AutoMalDesc: Large-Scale Script Analysis for Cyber Threat Research
Alexandru-Mihai Apostu, Andrei Preda, Alexandra Daniela Damir, Diana Bolocan, Radu Tudor Ionescu, Ioana Croitoru, Mihaela Gaman
TL;DR
AutoMalDesc tackles the challenge of producing thorough natural language explanations for threat detections under limited labeled data. It introduces a self-training pipeline that starts from a seed set of 900 expert-labeled scripts and expands to over 100K samples across five scripting languages, using LLM annotators and multi-temperature pseudo-labeling with rigorous filtering. The approach yields statistically significant gains in language and malware detection, with qualitative assessments by humans and LLM judges confirming the linguistic coherence of generated summaries. The authors publish a public dataset and evaluation framework to enable reproducibility and further research in scalable, interpretable cyber threat analysis.
Abstract
Generating thorough natural language explanations for threat detections remains an open problem in cybersecurity research, despite significant advances in automated malware detection systems. In this work, we present AutoMalDesc, an automated static analysis summarization framework that, following initial training on a small set of expert-curated examples, operates independently at scale.

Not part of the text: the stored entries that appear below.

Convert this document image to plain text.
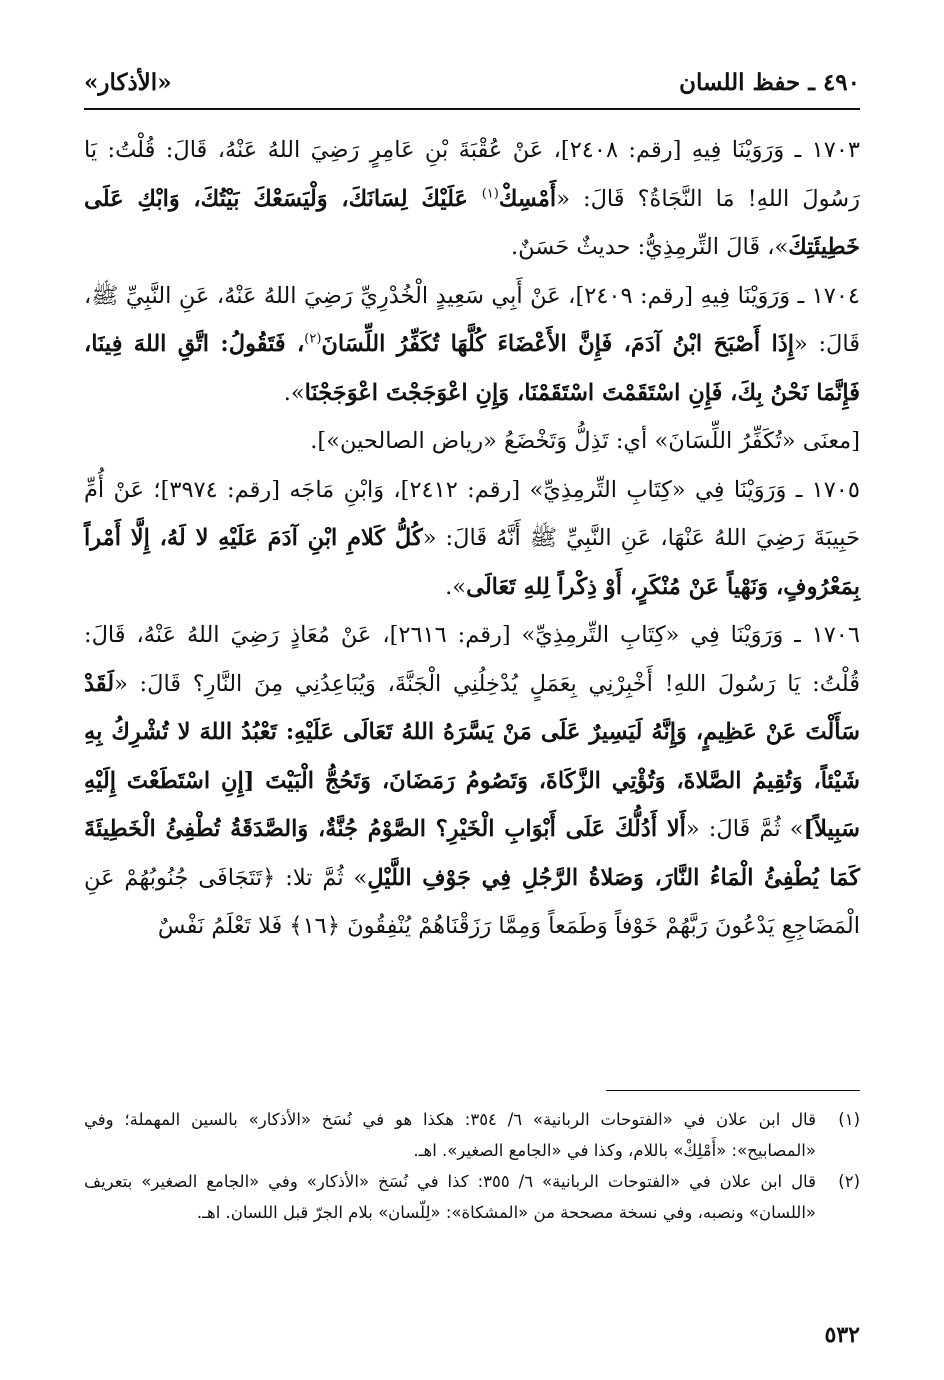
٤٩٠ ـ حفظ اللسان
«الأذكار»

١٧٠٣ ـ وَرَوَيْنَا فِيهِ [رقم: ٢٤٠٨]، عَنْ عُقْبَةَ بْنِ عَامِرٍ رَضِيَ اللهُ عَنْهُ، قَالَ: قُلْتُ: يَا رَسُولَ اللهِ! مَا النَّجَاةُ؟ قَالَ: «أَمْسِكْ$^{(١)}$ عَلَيْكَ لِسَانَكَ، وَلْيَسَعْكَ بَيْتُكَ، وَابْكِ عَلَى خَطِيئَتِكَ»، قَالَ التِّرمِذِيُّ: حديثٌ حَسَنٌ.

١٧٠٤ ـ وَرَوَيْنَا فِيهِ [رقم: ٢٤٠٩]، عَنْ أَبِي سَعِيدٍ الْخُدْرِيِّ رَضِيَ اللهُ عَنْهُ، عَنِ النَّبِيِّ ﷺ، قَالَ: «إِذَا أَصْبَحَ ابْنُ آدَمَ، فَإِنَّ الأَعْضَاءَ كُلَّهَا تُكَفِّرُ اللِّسَانَ$^{(٢)}$، فَتَقُولُ: اتَّقِ اللهَ فِينَا، فَإِنَّمَا نَحْنُ بِكَ، فَإِنِ اسْتَقَمْتَ اسْتَقَمْنَا، وَإِنِ اعْوَجَجْتَ اعْوَجَجْنَا».

[معنَى «تُكَفِّرُ اللِّسَانَ» أي: تَذِلُّ وَتَخْضَعُ «رياض الصالحين»].

١٧٠٥ ـ وَرَوَيْنَا فِي «كِتَابِ التِّرمِذِيِّ» [رقم: ٢٤١٢]، وَابْنِ مَاجَه [رقم: ٣٩٧٤]؛ عَنْ أُمِّ حَبِيبَةَ رَضِيَ اللهُ عَنْهَا، عَنِ النَّبِيِّ ﷺ أَنَّهُ قَالَ: «كُلُّ كَلامِ ابْنِ آدَمَ عَلَيْهِ لا لَهُ، إِلَّا أَمْراً بِمَعْرُوفٍ، وَنَهْياً عَنْ مُنْكَرٍ، أَوْ ذِكْراً لِلهِ تَعَالَى».

١٧٠٦ ـ وَرَوَيْنَا فِي «كِتَابِ التِّرمِذِيِّ» [رقم: ٢٦١٦]، عَنْ مُعَاذٍ رَضِيَ اللهُ عَنْهُ، قَالَ: قُلْتُ: يَا رَسُولَ اللهِ! أَخْبِرْنِي بِعَمَلٍ يُدْخِلُنِي الْجَنَّةَ، وَيُبَاعِدُنِي مِنَ النَّارِ؟ قَالَ: «لَقَدْ سَأَلْتَ عَنْ عَظِيمٍ، وَإِنَّهُ لَيَسِيرٌ عَلَى مَنْ يَسَّرَهُ اللهُ تَعَالَى عَلَيْهِ: تَعْبُدُ اللهَ لا تُشْرِكُ بِهِ شَيْئاً، وَتُقِيمُ الصَّلاةَ، وَتُؤْتِي الزَّكَاةَ، وَتَصُومُ رَمَضَانَ، وَتَحُجُّ الْبَيْتَ [إِنِ اسْتَطَعْتَ إِلَيْهِ سَبِيلاً]» ثُمَّ قَالَ: «أَلا أَدُلُّكَ عَلَى أَبْوَابِ الْخَيْرِ؟ الصَّوْمُ جُنَّةٌ، وَالصَّدَقَةُ تُطْفِئُ الْخَطِيئَةَ كَمَا يُطْفِئُ الْمَاءُ النَّارَ، وَصَلاةُ الرَّجُلِ فِي جَوْفِ اللَّيْلِ» ثُمَّ تلا: ﴿تَتَجَافَى جُنُوبُهُمْ عَنِ الْمَضَاجِعِ يَدْعُونَ رَبَّهُمْ خَوْفاً وَطَمَعاً وَمِمَّا رَزَقْنَاهُمْ يُنْفِقُونَ ﴿١٦﴾ فَلا تَعْلَمُ نَفْسٌ

(١)
قال ابن علان في «الفتوحات الربانية» ٦/ ٣٥٤: هكذا هو في نُسَخ «الأذكار» بالسين المهملة؛ وفي «المصابيح»: «أَمْلِكْ» باللام، وكذا في «الجامع الصغير». اهـ.
(٢)
قال ابن علان في «الفتوحات الربانية» ٦/ ٣٥٥: كذا في نُسَخ «الأذكار» وفي «الجامع الصغير» بتعريف «اللسان» ونصبه، وفي نسخة مصححة من «المشكاة»: «لِلّسان» بلام الجرّ قبل اللسان. اهـ.
٥٣٢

This approach leverages an iterative self-paced learning pipeline to progressively enhance output quality through synthetic data generation and validation cycles, eliminating the need for extensive manual data annotation. Evaluation across 3,600 diverse samples in five scripting languages demonstrates statistically significant improvements between iterations, showing consistent gains in both summary quality and classification accuracy. Our comprehensive validation approach combines quantitative metrics based on established malware labels with qualitative assessment from both human experts and LLM-based judges, confirming both technical precision and linguistic coherence of generated summaries. To facilitate reproducibility and advance research in this domain, we publish our complete dataset of more than 100K script samples, including annotated seed (0.9K) and test (3.6K) datasets, along with our methodology and evaluation framework.